THE RED BULLETIN: You say that you woke up one morning in Peru, didn’t recognise the person in the mirror and decided to quit your addictions cold turkey. Was that hard to maintain?
TOMMIE SUNSHINE: You know what, it was a lot easier than you’d think, because I was so resolute about it and I knew what I had to do. And I knew that none of what I’m doing now could have happened if I had continued down that road. I would have never had a successful production career, I would have never been a successful DJ, I would have never been involved in television and all these things I’m doing now. None of that would have been in the cards. I would have been a guy who was a DJ and who was also a drug pig.
Why were you so resolute?
I saw that electronic music was coming. I could see the tidal wave and I knew that either I was going to be a sacrifice or I was going to be riding the wave. I would have never made it through that 2009 EDM rock-star moment; I would have been the first one to check out. I would have outpartied everybody.

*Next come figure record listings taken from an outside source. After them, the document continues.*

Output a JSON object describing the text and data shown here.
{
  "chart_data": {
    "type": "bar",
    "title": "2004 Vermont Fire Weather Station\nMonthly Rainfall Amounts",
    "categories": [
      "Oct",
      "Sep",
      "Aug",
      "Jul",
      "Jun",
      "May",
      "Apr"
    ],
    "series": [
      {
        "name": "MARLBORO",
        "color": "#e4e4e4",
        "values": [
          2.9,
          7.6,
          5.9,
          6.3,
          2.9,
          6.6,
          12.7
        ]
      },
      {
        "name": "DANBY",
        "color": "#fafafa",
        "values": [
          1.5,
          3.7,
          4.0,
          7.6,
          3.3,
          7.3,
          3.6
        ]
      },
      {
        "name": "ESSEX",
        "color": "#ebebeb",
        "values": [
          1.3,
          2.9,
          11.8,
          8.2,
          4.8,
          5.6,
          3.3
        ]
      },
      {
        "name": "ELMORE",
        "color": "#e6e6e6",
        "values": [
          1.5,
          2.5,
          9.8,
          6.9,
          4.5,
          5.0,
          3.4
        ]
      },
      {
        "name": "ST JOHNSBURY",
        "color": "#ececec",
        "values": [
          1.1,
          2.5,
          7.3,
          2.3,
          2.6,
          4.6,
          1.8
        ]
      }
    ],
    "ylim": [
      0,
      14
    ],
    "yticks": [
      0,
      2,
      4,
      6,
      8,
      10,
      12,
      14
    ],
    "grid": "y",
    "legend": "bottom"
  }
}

Did you know what to do next?
I’ve never known what I was going to do. Ever. I wake up every morning and I still don’t know what I’ve got to do. When you can remain untethered and just surf the universe, some cool shit happens. You have to be a very particular kind of person to understand that some days it’s going to suck and some days it’s going to be great, and you have to deal with both possibilities. It’s that or you punch a clock and know exactly what you’re going to do every day.
And you were smart, because EDM is now a multibillion-dollar industry. DJs like Calvin Harris are earning $75 million a year.
He’s a talented guy and he’s made a lot of songs that people will sing for the rest of their lives. Someone deserves that. I’d rather him have it than some promoter have it. Why not? I think we’ve seen such a monumental growth in the amount of money it makes, the attention it gets. All that really matters to me is that when I play a gig, I look out at the crowd and see one person dancing with their eyes closed and alone. That presses the reset button and I’m good for another 10 years. And I always see it. There’s always someone in any room, in any festival, who’s having that same transcendental experience that I had when I first heard electronic music.
But your industry has its fair share of cynicism, too. How do you overcome that?
You don’t play ball. If I walk into a room and I acknowledge it’s a hostile environment, I withdraw. It’s like, “I’ll come back when you calm down.” I’ve had to fire managers and walk away from record deals and booking agents, and that totally affected me.
Did you ever have moments of doubt on those occasions?
You have to be a pretty confident person to make those decisions, otherwise you’re just reckless. You have to have faith in yourself that there’s a better situation for you out there. I think that stops most people from changing anything in their lives. They think that they can’t do something better, or they don’t deserve something better. And I’ve gotten over both of those.